Remakes are clearly not a novel concept. But, observes Sauzay, “What has changed is that before, many directors, particularly in France, would turn up their noses and say, ‘Over my dead body’. Today, remakes are no longer shameful. Filmmaking today is more and more polymorphous.”
France’s Other Angle Pictures has expanded its footprint into the US market, with a new Los Angeles-based arm spearheading remakes. The company is here pitching Anna Novion’s César-winning Cannes 2023 premiere Marguerite’s Theorem, which Other Angle co-founder Oliver Albou says “would make a great Hollywood film, like a modern Good Will Hunting”.
Albou also acknowledges that the remakes market is “not new — we’ve been selling remake rights for more than a decade and counting”. But he says buyers are on the lookout more than ever, and Other Angle has been selling both original films and remake rights as packages.

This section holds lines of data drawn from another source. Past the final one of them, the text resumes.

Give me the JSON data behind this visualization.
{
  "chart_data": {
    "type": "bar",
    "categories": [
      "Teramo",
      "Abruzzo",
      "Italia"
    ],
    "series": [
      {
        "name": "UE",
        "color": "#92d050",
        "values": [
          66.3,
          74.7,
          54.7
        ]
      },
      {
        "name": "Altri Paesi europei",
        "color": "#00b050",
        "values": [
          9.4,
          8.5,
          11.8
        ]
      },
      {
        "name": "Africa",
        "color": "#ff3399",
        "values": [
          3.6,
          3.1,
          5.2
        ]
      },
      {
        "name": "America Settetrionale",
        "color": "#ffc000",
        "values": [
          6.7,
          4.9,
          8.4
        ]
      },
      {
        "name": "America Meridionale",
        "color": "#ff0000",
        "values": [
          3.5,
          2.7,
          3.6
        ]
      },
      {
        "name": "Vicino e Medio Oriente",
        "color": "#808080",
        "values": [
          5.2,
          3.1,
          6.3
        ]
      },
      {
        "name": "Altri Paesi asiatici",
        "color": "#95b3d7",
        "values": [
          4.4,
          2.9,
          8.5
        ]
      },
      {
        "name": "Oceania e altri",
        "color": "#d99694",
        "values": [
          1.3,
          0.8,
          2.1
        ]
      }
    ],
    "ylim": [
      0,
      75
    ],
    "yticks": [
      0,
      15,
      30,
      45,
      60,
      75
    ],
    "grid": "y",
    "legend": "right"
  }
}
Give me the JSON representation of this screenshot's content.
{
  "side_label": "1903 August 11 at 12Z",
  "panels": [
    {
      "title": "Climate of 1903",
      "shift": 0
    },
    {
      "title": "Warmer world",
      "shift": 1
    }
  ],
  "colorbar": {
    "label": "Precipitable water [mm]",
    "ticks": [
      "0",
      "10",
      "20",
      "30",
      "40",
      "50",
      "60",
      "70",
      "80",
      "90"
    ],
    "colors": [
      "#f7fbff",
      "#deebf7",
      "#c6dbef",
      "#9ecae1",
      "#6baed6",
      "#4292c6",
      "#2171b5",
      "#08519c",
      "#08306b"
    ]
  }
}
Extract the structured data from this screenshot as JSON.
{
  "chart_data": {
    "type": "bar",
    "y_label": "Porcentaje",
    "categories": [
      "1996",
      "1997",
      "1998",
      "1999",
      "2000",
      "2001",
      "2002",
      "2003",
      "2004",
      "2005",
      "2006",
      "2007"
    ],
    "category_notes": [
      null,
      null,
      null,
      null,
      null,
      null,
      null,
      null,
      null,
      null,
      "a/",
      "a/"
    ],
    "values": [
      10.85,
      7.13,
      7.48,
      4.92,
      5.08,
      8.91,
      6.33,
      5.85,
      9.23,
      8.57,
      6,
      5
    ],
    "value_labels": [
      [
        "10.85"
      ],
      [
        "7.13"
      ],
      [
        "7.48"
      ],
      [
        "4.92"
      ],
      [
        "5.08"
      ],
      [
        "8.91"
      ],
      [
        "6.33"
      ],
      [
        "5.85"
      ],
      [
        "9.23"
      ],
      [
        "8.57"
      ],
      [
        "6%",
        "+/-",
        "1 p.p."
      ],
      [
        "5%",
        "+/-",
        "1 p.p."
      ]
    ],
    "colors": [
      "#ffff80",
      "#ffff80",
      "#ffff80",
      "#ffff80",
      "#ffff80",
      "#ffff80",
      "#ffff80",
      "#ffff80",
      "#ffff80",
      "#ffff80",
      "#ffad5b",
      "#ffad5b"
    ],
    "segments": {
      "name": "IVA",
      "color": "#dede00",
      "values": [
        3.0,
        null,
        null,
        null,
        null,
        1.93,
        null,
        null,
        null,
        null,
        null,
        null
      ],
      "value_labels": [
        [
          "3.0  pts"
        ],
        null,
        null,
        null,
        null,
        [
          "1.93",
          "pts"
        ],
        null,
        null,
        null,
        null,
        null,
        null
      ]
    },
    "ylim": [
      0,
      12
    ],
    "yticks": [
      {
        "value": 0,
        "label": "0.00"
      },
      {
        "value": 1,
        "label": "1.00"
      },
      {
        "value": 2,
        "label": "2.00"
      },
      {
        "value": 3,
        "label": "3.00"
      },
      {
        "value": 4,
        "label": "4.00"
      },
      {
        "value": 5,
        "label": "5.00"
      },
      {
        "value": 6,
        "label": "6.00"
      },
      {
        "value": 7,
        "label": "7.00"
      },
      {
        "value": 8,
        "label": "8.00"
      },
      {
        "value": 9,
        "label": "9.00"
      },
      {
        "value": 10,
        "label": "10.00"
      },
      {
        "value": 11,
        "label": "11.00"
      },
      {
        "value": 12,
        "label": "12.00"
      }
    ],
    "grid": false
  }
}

“More and more buyers are telling us, ‘We want the film — and the remake rights,’” he continues. “So we bundle the original film and the remake; they nourish each other.”
Other Angle has around five remake projects in the works, including several versions of local French hit Retirement Home which has sold to Italy, Germany, Spain and Latin America for local adaptations. “We made more money on the remake than the original,” reveals Albou.
Plus, “the fact there is a sequel helps, because it shows buyers there is the possibility of a franchise,” he says of the follow-up title Oldies But Goodies, sold by Ginger & Fed. At the market, Other Angle has high hopes for remake sales to A Little Something Extra, Artus’ father-son comedy set in a summer camp for young adults with disabilities, which in early May became the best opener for a French film since before the pandemic.
With any luck, the films pitched at Cannes Remakes will hit screens in local markets disguised as new films. Sauzay confirms: “The sign of a good remake is when audiences don’t know it’s a remake.”